Impossible space is one thing, but unimaginable space is another. Is it possible to depict a space in a videogame that defies not only physics but also comprehension? Marc ten Bosch’s forthcoming game Miegakure seems to be attempting this with its four spatial dimensions. It’s a commendable goal, yet as fascinating as the game looks, it can’t help but be held back by the fact that humans can only comprehend three spatial dimensions at once. The 4D world will be there, and after a while maybe Miegakure’s players might start to think they understand it, but they’ll never fully see it, never in more than three dimensions at once.

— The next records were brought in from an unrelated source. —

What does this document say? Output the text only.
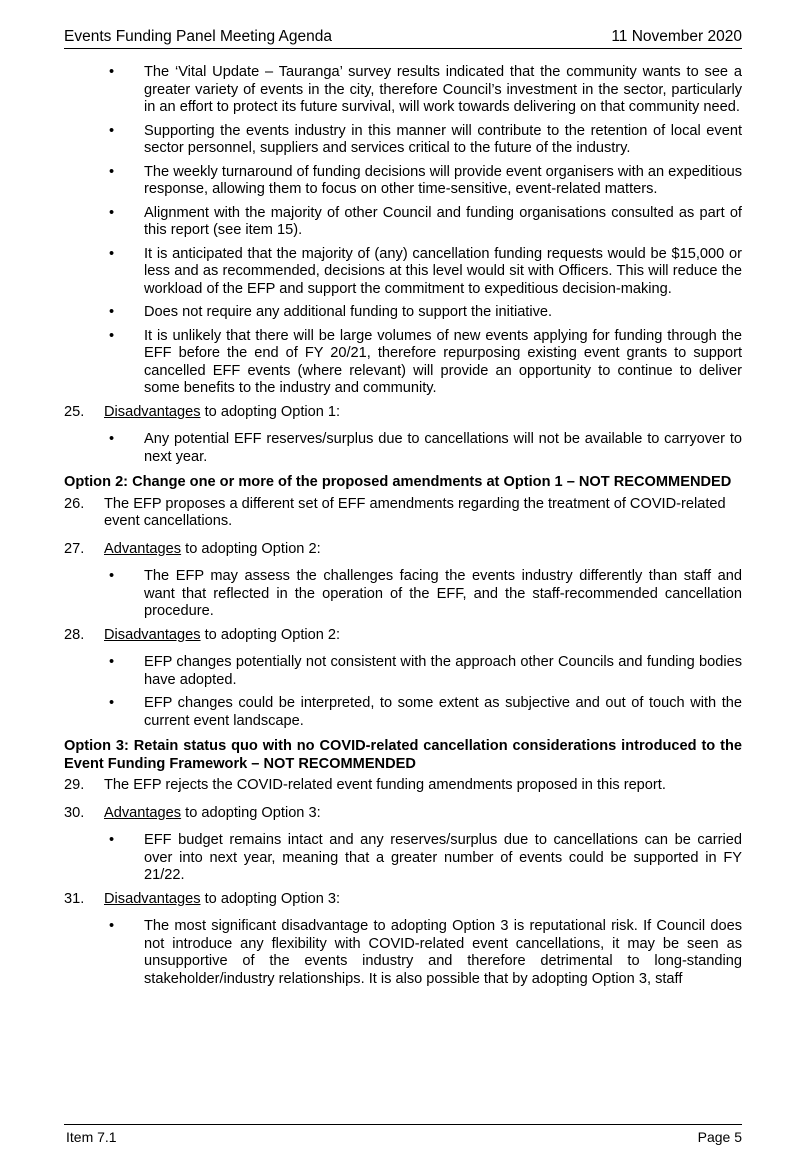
Events Funding Panel Meeting Agenda	11 November 2020
• The ‘Vital Update – Tauranga’ survey results indicated that the community wants to see a greater variety of events in the city, therefore Council’s investment in the sector, particularly in an effort to protect its future survival, will work towards delivering on that community need.
• Supporting the events industry in this manner will contribute to the retention of local event sector personnel, suppliers and services critical to the future of the industry.
• The weekly turnaround of funding decisions will provide event organisers with an expeditious response, allowing them to focus on other time-sensitive, event-related matters.
• Alignment with the majority of other Council and funding organisations consulted as part of this report (see item 15).
• It is anticipated that the majority of (any) cancellation funding requests would be $15,000 or less and as recommended, decisions at this level would sit with Officers. This will reduce the workload of the EFP and support the commitment to expeditious decision-making.
• Does not require any additional funding to support the initiative.
• It is unlikely that there will be large volumes of new events applying for funding through the EFF before the end of FY 20/21, therefore repurposing existing event grants to support cancelled EFF events (where relevant) will provide an opportunity to continue to deliver some benefits to the industry and community.
25. Disadvantages to adopting Option 1:
• Any potential EFF reserves/surplus due to cancellations will not be available to carryover to next year.
Option 2: Change one or more of the proposed amendments at Option 1 – NOT RECOMMENDED
26. The EFP proposes a different set of EFF amendments regarding the treatment of COVID-related event cancellations.
27. Advantages to adopting Option 2:
• The EFP may assess the challenges facing the events industry differently than staff and want that reflected in the operation of the EFF, and the staff-recommended cancellation procedure.
28. Disadvantages to adopting Option 2:
• EFP changes potentially not consistent with the approach other Councils and funding bodies have adopted.
• EFP changes could be interpreted, to some extent as subjective and out of touch with the current event landscape.
Option 3: Retain status quo with no COVID-related cancellation considerations introduced to the Event Funding Framework – NOT RECOMMENDED
29. The EFP rejects the COVID-related event funding amendments proposed in this report.
30. Advantages to adopting Option 3:
• EFF budget remains intact and any reserves/surplus due to cancellations can be carried over into next year, meaning that a greater number of events could be supported in FY 21/22.
31. Disadvantages to adopting Option 3:
• The most significant disadvantage to adopting Option 3 is reputational risk. If Council does not introduce any flexibility with COVID-related event cancellations, it may be seen as unsupportive of the events industry and therefore detrimental to long-standing stakeholder/industry relationships. It is also possible that by adopting Option 3, staff
Item 7.1	Page 5
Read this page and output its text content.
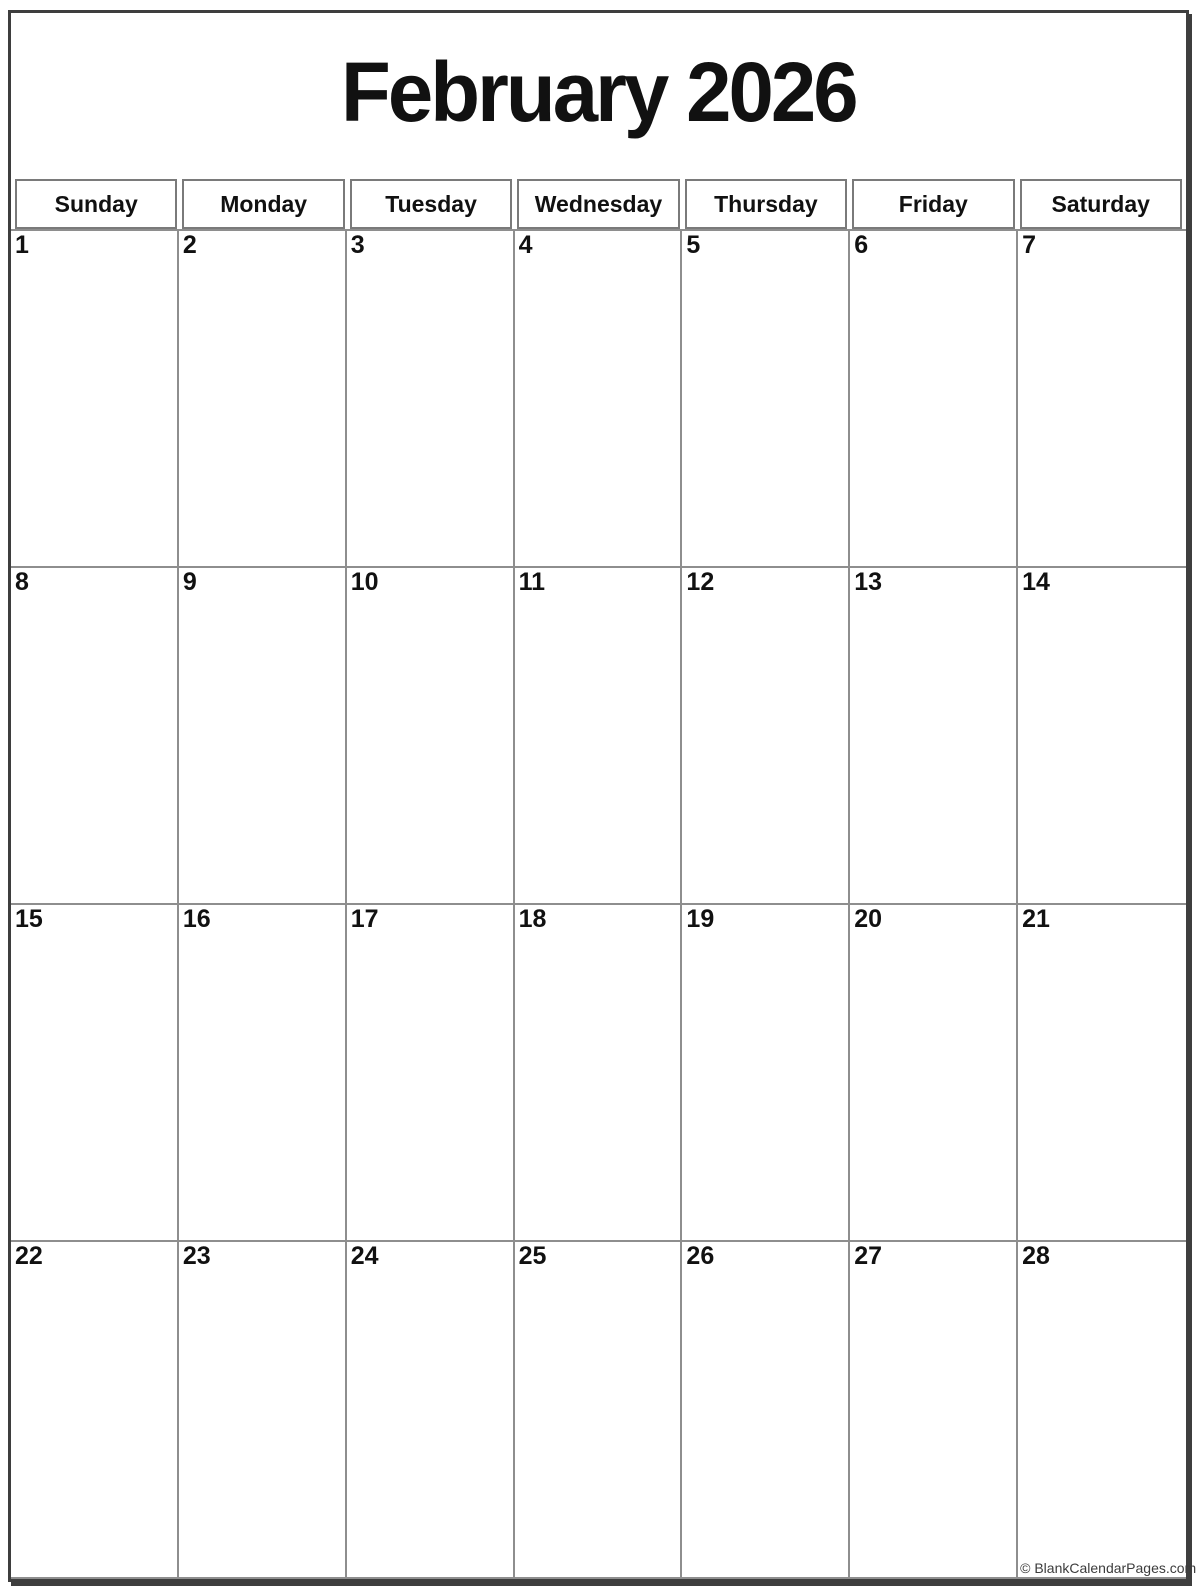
February 2026
Sunday	Monday	Tuesday	Wednesday	Thursday	Friday	Saturday
1	2	3	4	5	6	7
8	9	10	11	12	13	14
15	16	17	18	19	20	21
22	23	24	25	26	27	28
© BlankCalendarPages.com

Surprisingly, playing Polytron’s Fez is a similar feeling to what I imagine Miegakure is, but it takes a much simpler, polar opposite approach. Even though Fez’s world is a straightforward 3D world, it still gives me a taste of what it feels like to navigate a space beyond my comprehension.

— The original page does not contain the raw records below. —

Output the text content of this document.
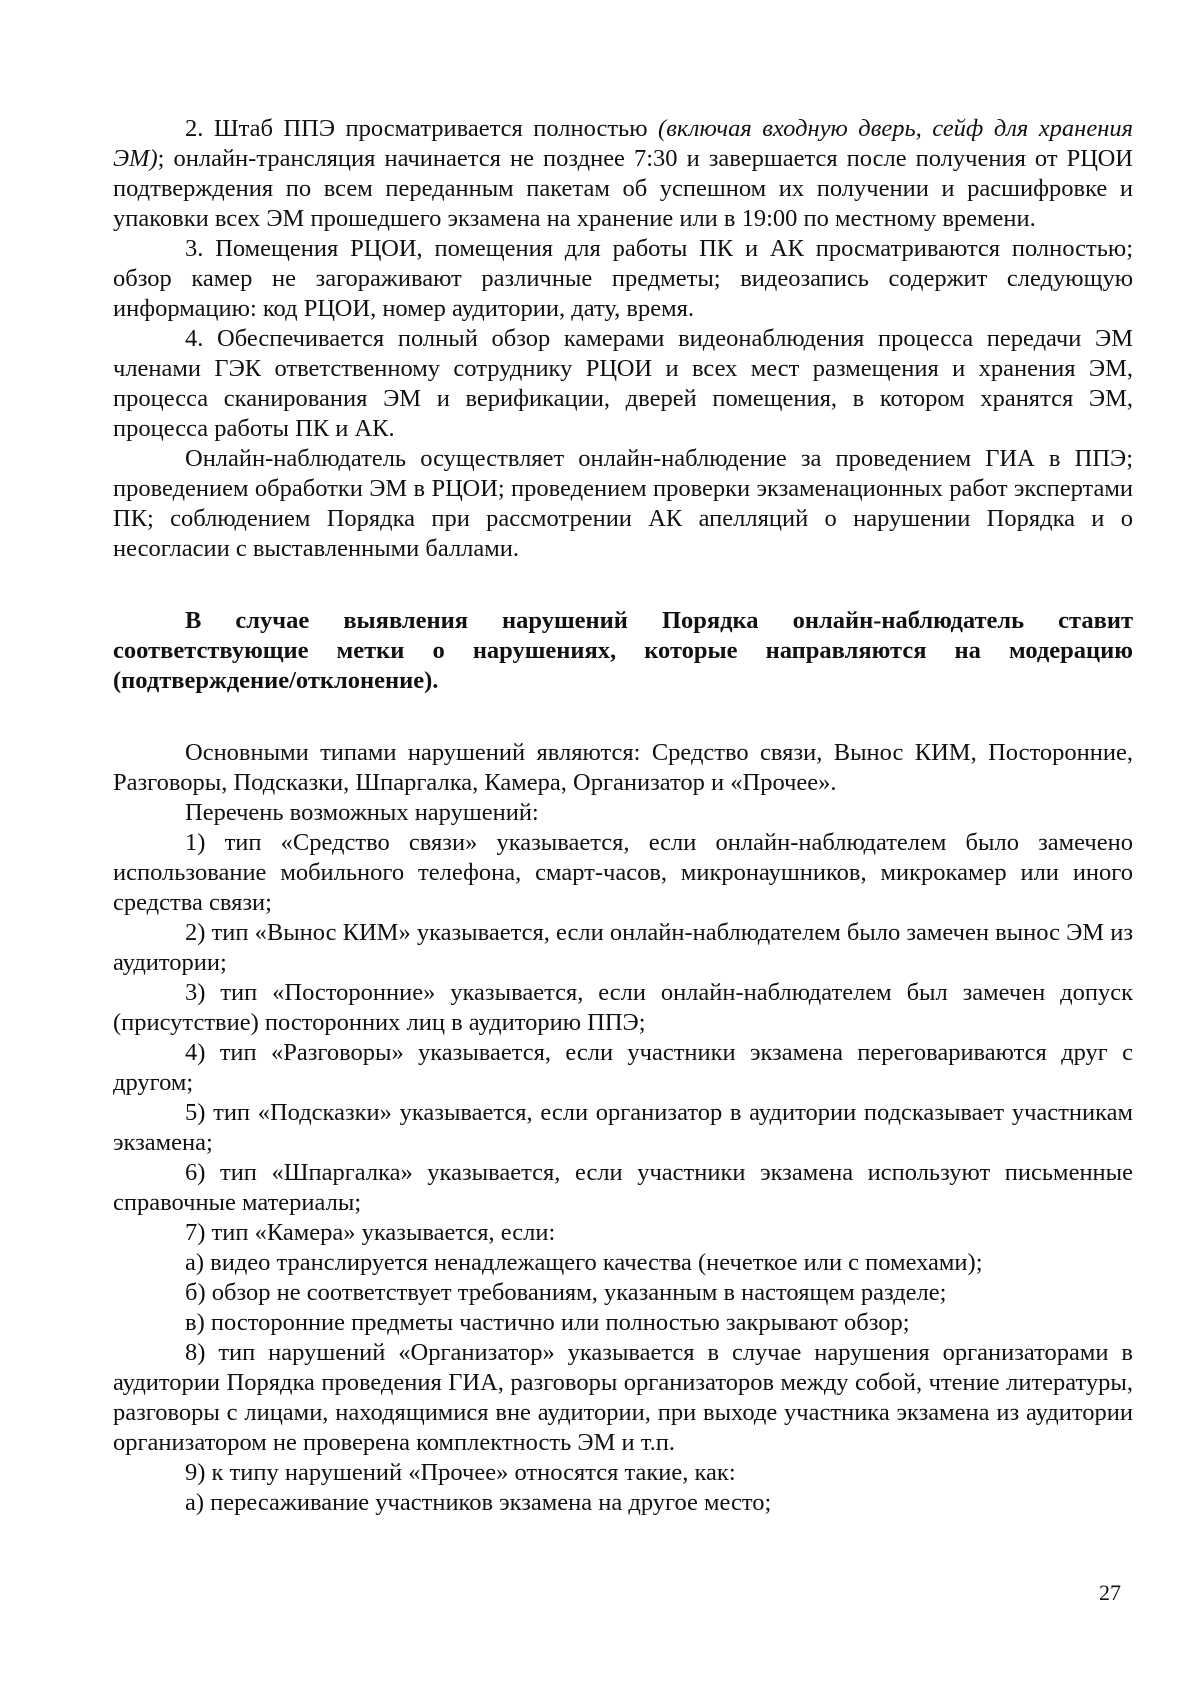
2. Штаб ППЭ просматривается полностью (включая входную дверь, сейф для хранения ЭМ); онлайн-трансляция начинается не позднее 7:30 и завершается после получения от РЦОИ подтверждения по всем переданным пакетам об успешном их получении и расшифровке и упаковки всех ЭМ прошедшего экзамена на хранение или в 19:00 по местному времени.

3. Помещения РЦОИ, помещения для работы ПК и АК просматриваются полностью; обзор камер не загораживают различные предметы; видеозапись содержит следующую информацию: код РЦОИ, номер аудитории, дату, время.

4. Обеспечивается полный обзор камерами видеонаблюдения процесса передачи ЭМ членами ГЭК ответственному сотруднику РЦОИ и всех мест размещения и хранения ЭМ, процесса сканирования ЭМ и верификации, дверей помещения, в котором хранятся ЭМ, процесса работы ПК и АК.

Онлайн-наблюдатель осуществляет онлайн-наблюдение за проведением ГИА в ППЭ; проведением обработки ЭМ в РЦОИ; проведением проверки экзаменационных работ экспертами ПК; соблюдением Порядка при рассмотрении АК апелляций о нарушении Порядка и о несогласии с выставленными баллами.

В случае выявления нарушений Порядка онлайн-наблюдатель ставит соответствующие метки о нарушениях, которые направляются на модерацию (подтверждение/отклонение).

Основными типами нарушений являются: Средство связи, Вынос КИМ, Посторонние, Разговоры, Подсказки, Шпаргалка, Камера, Организатор и «Прочее».

Перечень возможных нарушений:

1) тип «Средство связи» указывается, если онлайн-наблюдателем было замечено использование мобильного телефона, смарт-часов, микронаушников, микрокамер или иного средства связи;

2) тип «Вынос КИМ» указывается, если онлайн-наблюдателем было замечен вынос ЭМ из аудитории;

3) тип «Посторонние» указывается, если онлайн-наблюдателем был замечен допуск (присутствие) посторонних лиц в аудиторию ППЭ;

4) тип «Разговоры» указывается, если участники экзамена переговариваются друг с другом;

5) тип «Подсказки» указывается, если организатор в аудитории подсказывает участникам экзамена;

6) тип «Шпаргалка» указывается, если участники экзамена используют письменные справочные материалы;

7) тип «Камера» указывается, если:

а) видео транслируется ненадлежащего качества (нечеткое или с помехами);

б) обзор не соответствует требованиям, указанным в настоящем разделе;

в) посторонние предметы частично или полностью закрывают обзор;

8) тип нарушений «Организатор» указывается в случае нарушения организаторами в аудитории Порядка проведения ГИА, разговоры организаторов между собой, чтение литературы, разговоры с лицами, находящимися вне аудитории, при выходе участника экзамена из аудитории организатором не проверена комплектность ЭМ и т.п.

9) к типу нарушений «Прочее» относятся такие, как:

а) пересаживание участников экзамена на другое место;

27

Where Miegakure puts a 3D being into a 4D world, Fez places me in charge of a 2D character – Gomez – in a 3D world. Even after he receives the magical fez that allows him to rotate the camera and navigate through that mystical third dimension, Gomez remains a 2D character – he can still only ever move through two dimensions at once.

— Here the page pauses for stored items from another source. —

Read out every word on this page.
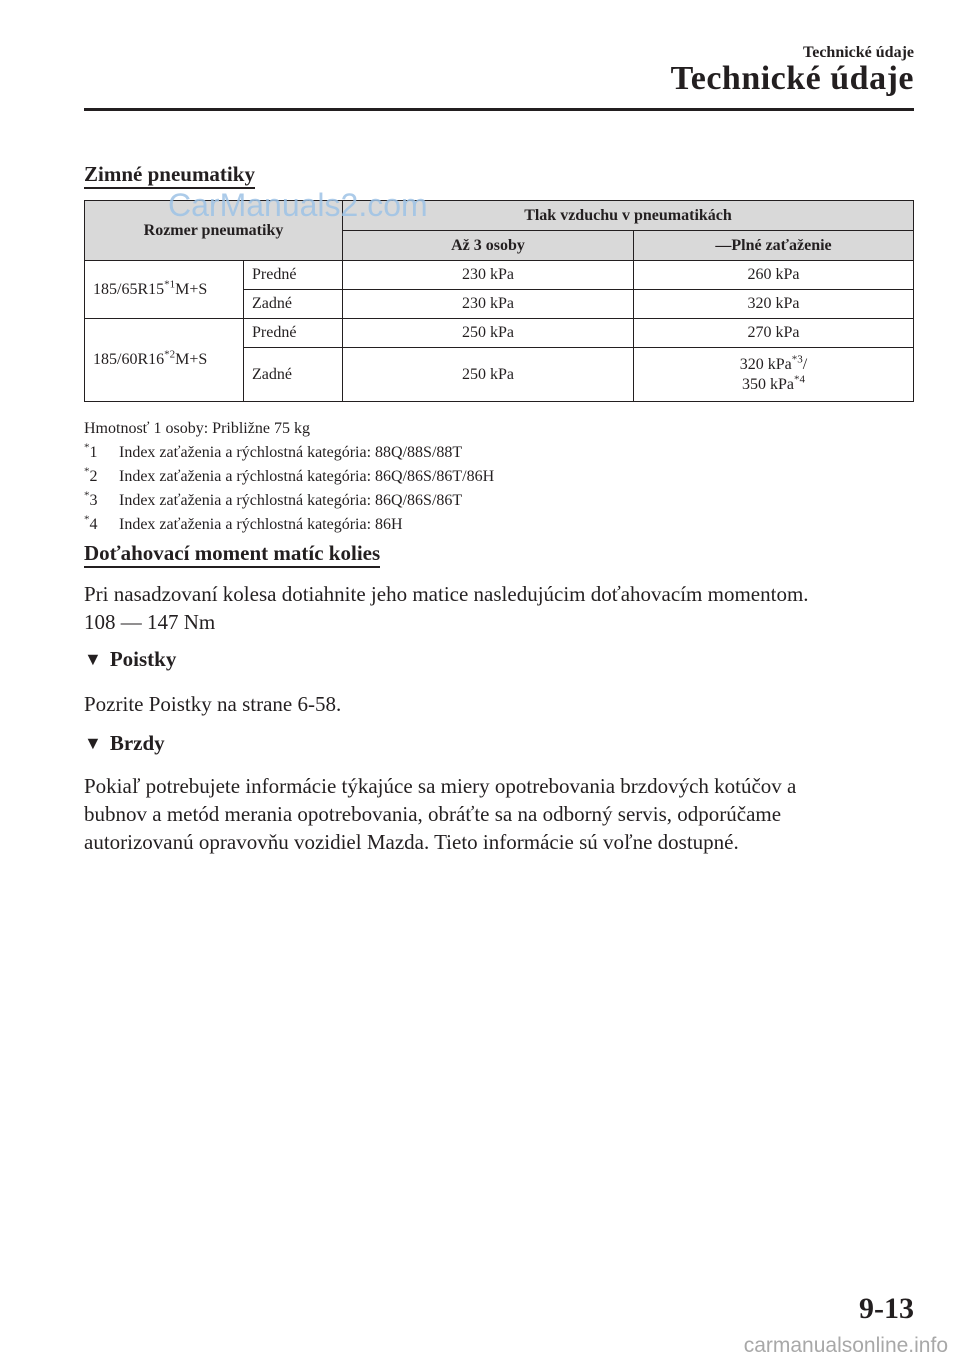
Technické údaje
Technické údaje
Zimné pneumatiky
Rozmer pneumatiky		Tlak vzduchu v pneumatikách	
		Až 3 osoby	—Plné zaťaženie
$185/65R15^{*1}M+S$	Predné	230 kPa	260 kPa
	Zadné	230 kPa	320 kPa
$185/60R16^{*2}M+S$	Predné	250 kPa	270 kPa
	Zadné	250 kPa	320 kPa$^{*3}$/
350 kPa$^{*4}$
Hmotnosť 1 osoby: Približne 75 kg
*1	Index zaťaženia a rýchlostná kategória: 88Q/88S/88T
*2	Index zaťaženia a rýchlostná kategória: 86Q/86S/86T/86H
*3	Index zaťaženia a rýchlostná kategória: 86Q/86S/86T
*4	Index zaťaženia a rýchlostná kategória: 86H
Doťahovací moment matíc kolies
Pri nasadzovaní kolesa dotiahnite jeho matice nasledujúcim doťahovacím momentom.
108 — 147 Nm
▼ Poistky
Pozrite Poistky na strane 6-58.
▼ Brzdy
Pokiaľ potrebujete informácie týkajúce sa miery opotrebovania brzdových kotúčov a
bubnov a metód merania opotrebovania, obráťte sa na odborný servis, odporúčame
autorizovanú opravovňu vozidiel Mazda. Tieto informácie sú voľne dostupné.
9-13
CarManuals2.com
carmanualsonline.info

As a 3D being, I have no trouble comprehending three-dimensional space, but tied as I am in Fez to a 2D character, his restrictions become my restrictions, his comprehension becomes my comprehension, his experience of his world becomes my experience of his world.
When I press a shoulder button and the entire world spins on its horizontal axis, opening up some paths and closing off others, for a split second I see what the world is ‘really’ like. For about half a second and 89 degrees of rotation, I get a sense of depth, of that elusive third dimension.
But then the camera locks back in place and, once again, it is simply a 2D plane, the only kind of world Gomez knows how to relate to. Within moments the 3D world hinted at by the rotation is pushed to the back of my memory as I focus on moving Gomez through his 2D world.
It’s an empathetic coupling depending entirely on the existence of the character, Gomez. My own ability to navigate in three dimensions is constrained and afforded by what Gomez can perceive and what Gomez can do. Because my experience of Fez’s world is tied so closely to Gomez’s own experience, it is so easy to forget that its world even has a three-dimensional shape. The third dimension does not so much become concealed as it becomes temporarily nonexistent.
It’s a double-edged sword. On one hand, it means I cannot simply walk around and navigate the world in three dimensions; on the other hand, because for Gomez there only ever exists two dimensions at any one time, the game’s trademark gameplay becomes possible: platforms that should be miles apart are instead right next to each other.
Our experience of any videogame world is tied intimately to the body of the character through which we enter that world. In the case of Fez and Gomez, this has the effect of rendering a world that should be natural to me completely and utterly alien. It’s a basic and possible space, a simple three-dimensional world, but through the constraints and affordances of Gomez and my intimate connection with his existence, I got a taste of what it might be like to have to navigate though a world with more dimensions than I can perceive. Fez’s is a world that remains impossible to fully comprehend, one dimension fleeting into the shadows even as another reveals itself.